THE NATURE OF HIGH-SPEED RAILWAYS
All three HSR systems use modern information systems to monitor and control operations and to refine prices in order to achieve revenue targets. However, the systems in Japan, Spain, and China differ greatly regarding their geography, history, economics, and political priorities.
Japan’s Shinkansen system, adopted to combat post–World War II congestion problems, developed the modern approach to HSR. The Shinkansen lines, now many decades old, have gone through various innovations over time. Their development has been influenced by (1) Japan’s geography, dominated by densely populated coastal cities, and (2) technological progress.
The first HSR system in Spain was unveiled in 1992 for the Barcelona Olympic Games and the Seville Expo ’92. It rapidly expanded at the beginning of the 21st century, and by 2015 the system became the world’s second longest. Spain’s HSR system is also relatively cheap, costing about $9.5 million per mile (compared to Japan’s $33.5 million per mile and Germany’s $15 million per mile), but it has been supported by large subsidies.
Traffic on Spain’s system falls well below that of other HSR systems: it is about 5 percent as heavy as Japan’s and about 10 percent as heavy as France’s. The system serves all the regional capitals equally regardless of their population size, solidifying political power in Madrid at the center.
China’s HSR system is heavily used (it had roughly 893 million users in 2014) and fares are much higher than fares for the country’s conventional railways. After a brief slump in both use and construction in 2011, 2012 saw a boom in HSR use.
ECONOMIC DEVELOPMENT OUTCOMES
Economic development outcomes are extremely difficult to assess, especially in a changing world.
In terms of costs paid by Spanish HSR users, it helps to compare journey times and fares for similar trips between airports and between HSR stations. HSR routes used in this comparison are purposely selected to involve a change of train, vary in length, and have modal competition from low-cost air carriers. Table 1 shows the comparative costs.
In Spain, it’s clear that airlines can be both cheaper and faster between terminals than HSR; thus any other advantages that passengers of HSR gain are relatively small. However, in some cases—for example, when there is congestion at the airports or when routes are suboptimally short for air travel—HSR is more attractive than air travel.
DOES IT PAY TO UTILIZE HSR?
The costs of subsidized investment in, operations of, and maintenance on HSR systems are very much higher than often claimed, while revenues are often lower. Effects on regional equity and growth vary.

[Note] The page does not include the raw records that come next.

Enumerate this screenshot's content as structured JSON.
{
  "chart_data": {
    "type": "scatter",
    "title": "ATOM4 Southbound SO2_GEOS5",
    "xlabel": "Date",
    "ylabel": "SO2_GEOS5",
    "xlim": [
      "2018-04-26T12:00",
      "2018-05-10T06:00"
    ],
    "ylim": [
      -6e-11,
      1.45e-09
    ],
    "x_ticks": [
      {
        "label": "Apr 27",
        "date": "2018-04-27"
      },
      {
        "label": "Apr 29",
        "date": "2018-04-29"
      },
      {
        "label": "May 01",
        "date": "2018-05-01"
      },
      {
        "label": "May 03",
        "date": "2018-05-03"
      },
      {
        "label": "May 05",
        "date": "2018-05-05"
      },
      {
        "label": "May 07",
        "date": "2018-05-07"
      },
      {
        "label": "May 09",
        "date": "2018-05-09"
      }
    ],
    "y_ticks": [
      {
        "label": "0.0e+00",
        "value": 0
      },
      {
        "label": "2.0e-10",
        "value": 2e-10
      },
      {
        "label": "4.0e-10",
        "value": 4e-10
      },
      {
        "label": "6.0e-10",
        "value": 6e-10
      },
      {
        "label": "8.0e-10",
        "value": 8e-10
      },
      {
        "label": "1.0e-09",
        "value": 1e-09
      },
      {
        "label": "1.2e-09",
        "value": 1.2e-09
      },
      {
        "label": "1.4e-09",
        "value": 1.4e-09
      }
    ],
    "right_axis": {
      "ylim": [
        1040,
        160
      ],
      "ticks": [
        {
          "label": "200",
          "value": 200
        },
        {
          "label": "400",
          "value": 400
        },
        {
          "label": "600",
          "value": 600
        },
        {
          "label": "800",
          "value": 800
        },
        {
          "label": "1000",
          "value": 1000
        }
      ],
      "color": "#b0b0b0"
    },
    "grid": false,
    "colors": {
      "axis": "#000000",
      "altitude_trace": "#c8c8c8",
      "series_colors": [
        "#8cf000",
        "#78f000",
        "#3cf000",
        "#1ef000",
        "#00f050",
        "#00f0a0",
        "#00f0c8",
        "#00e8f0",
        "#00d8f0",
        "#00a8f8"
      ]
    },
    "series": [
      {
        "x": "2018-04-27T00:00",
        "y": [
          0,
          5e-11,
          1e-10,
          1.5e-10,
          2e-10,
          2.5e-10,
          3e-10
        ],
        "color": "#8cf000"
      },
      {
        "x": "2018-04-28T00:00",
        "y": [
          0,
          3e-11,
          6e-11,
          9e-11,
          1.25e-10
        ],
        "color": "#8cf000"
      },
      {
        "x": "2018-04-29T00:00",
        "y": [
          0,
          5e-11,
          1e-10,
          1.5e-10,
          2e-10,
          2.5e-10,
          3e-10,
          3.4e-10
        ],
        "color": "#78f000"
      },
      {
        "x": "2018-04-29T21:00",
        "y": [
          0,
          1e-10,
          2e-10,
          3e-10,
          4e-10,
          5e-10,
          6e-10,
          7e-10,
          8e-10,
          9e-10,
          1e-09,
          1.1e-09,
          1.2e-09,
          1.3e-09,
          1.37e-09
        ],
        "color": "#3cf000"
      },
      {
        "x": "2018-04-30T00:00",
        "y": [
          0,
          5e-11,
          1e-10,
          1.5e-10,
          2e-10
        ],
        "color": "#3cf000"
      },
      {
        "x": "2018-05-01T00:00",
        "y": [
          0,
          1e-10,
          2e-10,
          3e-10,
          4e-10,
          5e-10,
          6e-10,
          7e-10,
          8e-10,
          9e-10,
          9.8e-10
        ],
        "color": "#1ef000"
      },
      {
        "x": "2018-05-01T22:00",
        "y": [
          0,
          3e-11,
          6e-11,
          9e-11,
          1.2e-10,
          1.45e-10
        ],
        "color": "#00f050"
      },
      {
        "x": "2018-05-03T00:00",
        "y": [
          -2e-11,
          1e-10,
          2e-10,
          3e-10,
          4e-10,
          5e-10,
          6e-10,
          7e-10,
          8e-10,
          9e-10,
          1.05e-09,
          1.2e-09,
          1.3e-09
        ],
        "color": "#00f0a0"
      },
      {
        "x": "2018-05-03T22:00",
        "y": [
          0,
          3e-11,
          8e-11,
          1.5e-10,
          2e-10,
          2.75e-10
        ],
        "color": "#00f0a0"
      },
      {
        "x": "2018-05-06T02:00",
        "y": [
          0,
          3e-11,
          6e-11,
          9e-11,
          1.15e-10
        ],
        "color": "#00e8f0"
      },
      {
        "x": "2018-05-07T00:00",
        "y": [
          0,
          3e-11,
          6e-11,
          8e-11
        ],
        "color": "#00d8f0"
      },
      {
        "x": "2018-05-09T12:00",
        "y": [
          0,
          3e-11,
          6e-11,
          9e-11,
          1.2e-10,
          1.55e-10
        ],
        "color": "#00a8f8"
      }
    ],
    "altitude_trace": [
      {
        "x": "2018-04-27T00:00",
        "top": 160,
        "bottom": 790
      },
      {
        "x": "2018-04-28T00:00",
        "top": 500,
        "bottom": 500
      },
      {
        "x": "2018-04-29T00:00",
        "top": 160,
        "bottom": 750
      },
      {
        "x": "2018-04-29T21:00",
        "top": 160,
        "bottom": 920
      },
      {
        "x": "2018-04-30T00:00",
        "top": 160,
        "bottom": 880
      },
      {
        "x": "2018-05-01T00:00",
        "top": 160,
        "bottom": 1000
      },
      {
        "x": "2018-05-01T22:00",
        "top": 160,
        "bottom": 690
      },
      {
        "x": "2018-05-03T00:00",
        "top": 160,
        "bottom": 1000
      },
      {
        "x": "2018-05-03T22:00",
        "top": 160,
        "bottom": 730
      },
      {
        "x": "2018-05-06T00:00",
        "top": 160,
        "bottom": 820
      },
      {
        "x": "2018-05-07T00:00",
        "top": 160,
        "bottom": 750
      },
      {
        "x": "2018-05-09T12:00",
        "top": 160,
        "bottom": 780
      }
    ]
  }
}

HSR has failed to spread employment in Japan. The Shinkansen system does little to spread employment away from Tokyo. Although Japanese cities that have HSR connections have grown faster than those that do not, the HSR system was designed to serve areas where economic growth was expected before the planning or building of the Shinkansen system, so it is not clear that this growth is related to HSR.
HSR has not generated much revenue in Spain. A 2015 report from the Applied Economy Studies Foundation found that none of Spain’s HSR lines were making an operating profit. The financial problems of the system have been exacerbated by wider macroeconomic and transportation conditions.
However, the Japanese system is very efficient at moving large numbers of people. The abilities to build large developments alongside the high-speed railways, charge high ticket prices, and (until recently) limit competition from low-cost air travel have been financial advantages to parts of the Japanese system.
The experiences of Japan, Spain, and China show that HSR infrastructure can prove far more expensive than political leadership suggests before construction. Additionally, ridership and national economic development can prove disappointing when fares do not come close to covering costs. If the objective is to spread economic activity away from congested regions, the results also prove disappointing. HSR’s introduction has tended to encourage longer-distance commuting to and from established economic centers rather than the geographical dispersion of employment and production.